Want to write a compiler? Just read these two papers (2008)

Learning Resources for Compilers

  • Many recommend approachable, project-focused material over dense theory:
    • Crenshaw’s “Let’s Build a Compiler” and similar “tiny compiler” series.
    • “Crafting Interpreters” is widely praised, though some wish for a sequel covering types, optimization, and linking.
    • Incremental/educational texts: Ghuloum’s “An Incremental Approach to Compiler Construction,” “Essentials of Compilation,” a short compiler book by Wirth, and a small C-compiler book.
    • Courses and video series: nand2tetris, a well-regarded Stanford compilers course, CS6120, and other online lectures.
  • Several links to freely available PDFs and archived books/papers (nanopass, Wirth, Bornat, etc.).
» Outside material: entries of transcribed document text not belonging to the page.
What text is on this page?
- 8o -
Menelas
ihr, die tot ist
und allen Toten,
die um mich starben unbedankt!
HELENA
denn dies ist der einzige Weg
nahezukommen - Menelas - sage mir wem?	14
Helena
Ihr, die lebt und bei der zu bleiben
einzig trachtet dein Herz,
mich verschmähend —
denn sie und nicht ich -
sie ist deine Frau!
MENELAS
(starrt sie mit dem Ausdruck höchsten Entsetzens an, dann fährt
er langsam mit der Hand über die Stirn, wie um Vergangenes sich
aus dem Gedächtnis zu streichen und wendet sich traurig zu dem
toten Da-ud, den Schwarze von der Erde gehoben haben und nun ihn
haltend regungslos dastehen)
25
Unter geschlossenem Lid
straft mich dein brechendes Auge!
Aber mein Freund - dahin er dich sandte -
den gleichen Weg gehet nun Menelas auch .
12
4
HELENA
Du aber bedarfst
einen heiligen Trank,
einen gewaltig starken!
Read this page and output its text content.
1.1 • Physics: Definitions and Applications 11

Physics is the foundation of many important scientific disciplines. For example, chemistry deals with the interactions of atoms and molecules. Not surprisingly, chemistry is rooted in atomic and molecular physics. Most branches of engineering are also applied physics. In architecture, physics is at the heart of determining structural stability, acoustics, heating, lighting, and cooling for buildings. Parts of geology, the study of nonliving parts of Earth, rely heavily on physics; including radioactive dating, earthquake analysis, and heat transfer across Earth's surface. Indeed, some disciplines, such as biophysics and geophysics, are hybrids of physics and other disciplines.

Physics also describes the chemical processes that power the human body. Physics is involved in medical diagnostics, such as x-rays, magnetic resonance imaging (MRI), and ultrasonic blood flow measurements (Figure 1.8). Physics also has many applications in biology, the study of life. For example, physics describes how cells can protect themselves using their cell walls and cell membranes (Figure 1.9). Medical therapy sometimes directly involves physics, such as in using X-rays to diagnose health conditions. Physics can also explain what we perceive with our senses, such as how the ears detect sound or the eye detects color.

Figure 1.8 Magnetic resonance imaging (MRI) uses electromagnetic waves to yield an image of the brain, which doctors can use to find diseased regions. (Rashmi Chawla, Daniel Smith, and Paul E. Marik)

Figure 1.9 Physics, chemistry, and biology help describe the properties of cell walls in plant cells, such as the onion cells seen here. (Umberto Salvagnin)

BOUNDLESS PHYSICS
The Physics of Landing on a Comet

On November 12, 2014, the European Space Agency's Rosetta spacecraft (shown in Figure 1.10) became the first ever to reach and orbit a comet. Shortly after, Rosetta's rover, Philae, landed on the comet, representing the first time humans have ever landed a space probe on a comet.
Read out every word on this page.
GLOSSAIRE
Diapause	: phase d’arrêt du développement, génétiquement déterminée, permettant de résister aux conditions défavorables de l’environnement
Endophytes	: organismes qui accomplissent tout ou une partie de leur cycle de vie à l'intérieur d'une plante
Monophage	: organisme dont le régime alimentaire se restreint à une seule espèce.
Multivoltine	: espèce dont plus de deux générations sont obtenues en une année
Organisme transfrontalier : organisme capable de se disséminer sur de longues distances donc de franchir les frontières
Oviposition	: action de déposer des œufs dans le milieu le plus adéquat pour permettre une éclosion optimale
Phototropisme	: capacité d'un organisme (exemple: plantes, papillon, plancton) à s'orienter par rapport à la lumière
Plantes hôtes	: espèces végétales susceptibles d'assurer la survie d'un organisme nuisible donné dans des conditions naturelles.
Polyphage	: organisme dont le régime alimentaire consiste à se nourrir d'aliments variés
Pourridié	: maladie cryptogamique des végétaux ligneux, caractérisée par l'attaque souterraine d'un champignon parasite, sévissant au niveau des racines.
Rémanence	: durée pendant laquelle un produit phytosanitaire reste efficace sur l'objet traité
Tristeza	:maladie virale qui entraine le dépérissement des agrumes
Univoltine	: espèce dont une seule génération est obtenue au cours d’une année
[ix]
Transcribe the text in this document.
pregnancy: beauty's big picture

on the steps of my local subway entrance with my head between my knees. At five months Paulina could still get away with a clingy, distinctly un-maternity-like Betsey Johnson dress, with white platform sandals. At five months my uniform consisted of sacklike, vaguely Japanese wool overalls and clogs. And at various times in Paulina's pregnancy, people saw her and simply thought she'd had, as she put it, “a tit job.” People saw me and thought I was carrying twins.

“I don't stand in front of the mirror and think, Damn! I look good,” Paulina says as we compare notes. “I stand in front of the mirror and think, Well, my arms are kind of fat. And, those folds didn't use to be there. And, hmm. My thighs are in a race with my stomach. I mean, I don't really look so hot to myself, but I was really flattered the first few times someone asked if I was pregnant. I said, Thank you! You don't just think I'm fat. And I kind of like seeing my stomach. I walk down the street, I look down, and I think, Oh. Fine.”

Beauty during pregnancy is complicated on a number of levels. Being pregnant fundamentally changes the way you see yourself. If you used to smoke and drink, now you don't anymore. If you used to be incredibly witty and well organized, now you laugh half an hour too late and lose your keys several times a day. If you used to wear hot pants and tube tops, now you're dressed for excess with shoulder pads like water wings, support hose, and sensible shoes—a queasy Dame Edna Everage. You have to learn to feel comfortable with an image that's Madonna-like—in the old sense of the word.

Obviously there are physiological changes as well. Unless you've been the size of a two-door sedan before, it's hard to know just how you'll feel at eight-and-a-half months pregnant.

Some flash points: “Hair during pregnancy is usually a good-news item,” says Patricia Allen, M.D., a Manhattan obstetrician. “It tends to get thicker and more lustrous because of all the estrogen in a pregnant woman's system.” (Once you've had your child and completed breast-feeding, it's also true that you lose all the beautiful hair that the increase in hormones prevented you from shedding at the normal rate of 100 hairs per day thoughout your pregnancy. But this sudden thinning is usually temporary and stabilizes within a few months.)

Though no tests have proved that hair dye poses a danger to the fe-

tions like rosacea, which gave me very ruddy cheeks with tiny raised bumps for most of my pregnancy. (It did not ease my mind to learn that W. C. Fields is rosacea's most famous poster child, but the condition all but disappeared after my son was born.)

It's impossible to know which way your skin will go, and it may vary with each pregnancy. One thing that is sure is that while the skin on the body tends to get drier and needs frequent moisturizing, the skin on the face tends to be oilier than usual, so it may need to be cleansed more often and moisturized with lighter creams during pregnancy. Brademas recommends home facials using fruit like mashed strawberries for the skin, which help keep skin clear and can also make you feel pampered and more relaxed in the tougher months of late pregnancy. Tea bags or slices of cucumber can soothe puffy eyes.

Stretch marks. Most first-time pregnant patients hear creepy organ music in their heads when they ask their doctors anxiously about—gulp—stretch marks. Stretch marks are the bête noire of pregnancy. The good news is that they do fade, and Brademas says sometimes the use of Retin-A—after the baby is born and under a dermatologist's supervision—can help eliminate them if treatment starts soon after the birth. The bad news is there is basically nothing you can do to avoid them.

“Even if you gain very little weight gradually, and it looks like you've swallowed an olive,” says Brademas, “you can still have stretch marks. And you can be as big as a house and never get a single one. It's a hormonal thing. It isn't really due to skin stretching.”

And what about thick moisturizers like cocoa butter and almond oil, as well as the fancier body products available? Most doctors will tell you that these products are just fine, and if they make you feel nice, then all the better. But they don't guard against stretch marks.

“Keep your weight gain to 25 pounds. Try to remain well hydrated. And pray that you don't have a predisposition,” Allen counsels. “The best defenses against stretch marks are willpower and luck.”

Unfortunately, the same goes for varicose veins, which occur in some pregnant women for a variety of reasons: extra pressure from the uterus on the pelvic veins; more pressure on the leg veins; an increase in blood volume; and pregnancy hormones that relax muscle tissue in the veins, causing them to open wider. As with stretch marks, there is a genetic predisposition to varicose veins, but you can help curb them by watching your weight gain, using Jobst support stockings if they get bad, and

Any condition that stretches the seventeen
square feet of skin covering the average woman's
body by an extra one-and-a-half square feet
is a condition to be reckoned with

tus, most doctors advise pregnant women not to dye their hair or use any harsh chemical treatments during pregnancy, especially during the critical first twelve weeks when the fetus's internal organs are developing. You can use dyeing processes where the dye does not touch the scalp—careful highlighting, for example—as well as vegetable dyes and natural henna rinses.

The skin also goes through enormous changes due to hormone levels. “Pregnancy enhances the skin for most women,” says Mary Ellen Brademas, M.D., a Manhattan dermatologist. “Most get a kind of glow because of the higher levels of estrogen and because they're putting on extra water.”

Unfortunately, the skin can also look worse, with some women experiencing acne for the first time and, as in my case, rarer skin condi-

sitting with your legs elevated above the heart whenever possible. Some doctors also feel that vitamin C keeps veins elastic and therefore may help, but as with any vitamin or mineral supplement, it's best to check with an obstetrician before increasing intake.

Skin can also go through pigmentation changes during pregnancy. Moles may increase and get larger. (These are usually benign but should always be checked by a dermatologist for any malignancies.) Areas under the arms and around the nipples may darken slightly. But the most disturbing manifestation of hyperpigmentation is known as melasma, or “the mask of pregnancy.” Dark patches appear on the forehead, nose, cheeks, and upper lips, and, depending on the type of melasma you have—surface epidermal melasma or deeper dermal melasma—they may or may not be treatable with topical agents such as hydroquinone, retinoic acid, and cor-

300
Difficulty and Course Experiences

  • Compiler courses are repeatedly described as very hard but often rewarding.
  • Some found them purely painful, while others say teacher quality made the biggest difference.
  • There is disagreement over whether writing a simple compiler is “not that difficult” or beyond most CS graduates without strong guidance.

Parsing, Frontends, and Syntax

  • Strong debate on parsing approaches:
    • Some favor parser combinators and recursive descent for clarity and better error messages.
    • Others argue traditional lexer/parser splits and parser generators are still valuable, especially for understanding grammar design.
  • General sense that modern educational resources de-emphasize deep parsing theory compared to the “Dragon Book.”

Nanopass and Incremental Design

  • Nanopass is seen as underappreciated: the key idea is many small passes with explicit input/output languages and invariants.
  • This structure is argued to make compilers easier to extend and debug than monolithic designs.

Backends, IR, and Modern Concerns

  • Thread highlights the importance of SSA, data-flow analysis, and IR-based backends; some feel older texts under-cover these.
  • Using LLVM IR as a target is suggested as a practical way to avoid backend complexity, at the cost of learning less about codegen.

AI-Generated Toy Compilers

  • One side claims small LLM-generated compilers are great for learning by tinkering and seeing all phases in minimal code.
  • Others criticize such projects as buggy, poorly tested, and misleading for beginners, recommending safer targets (e.g., high-level languages) if using AI at all.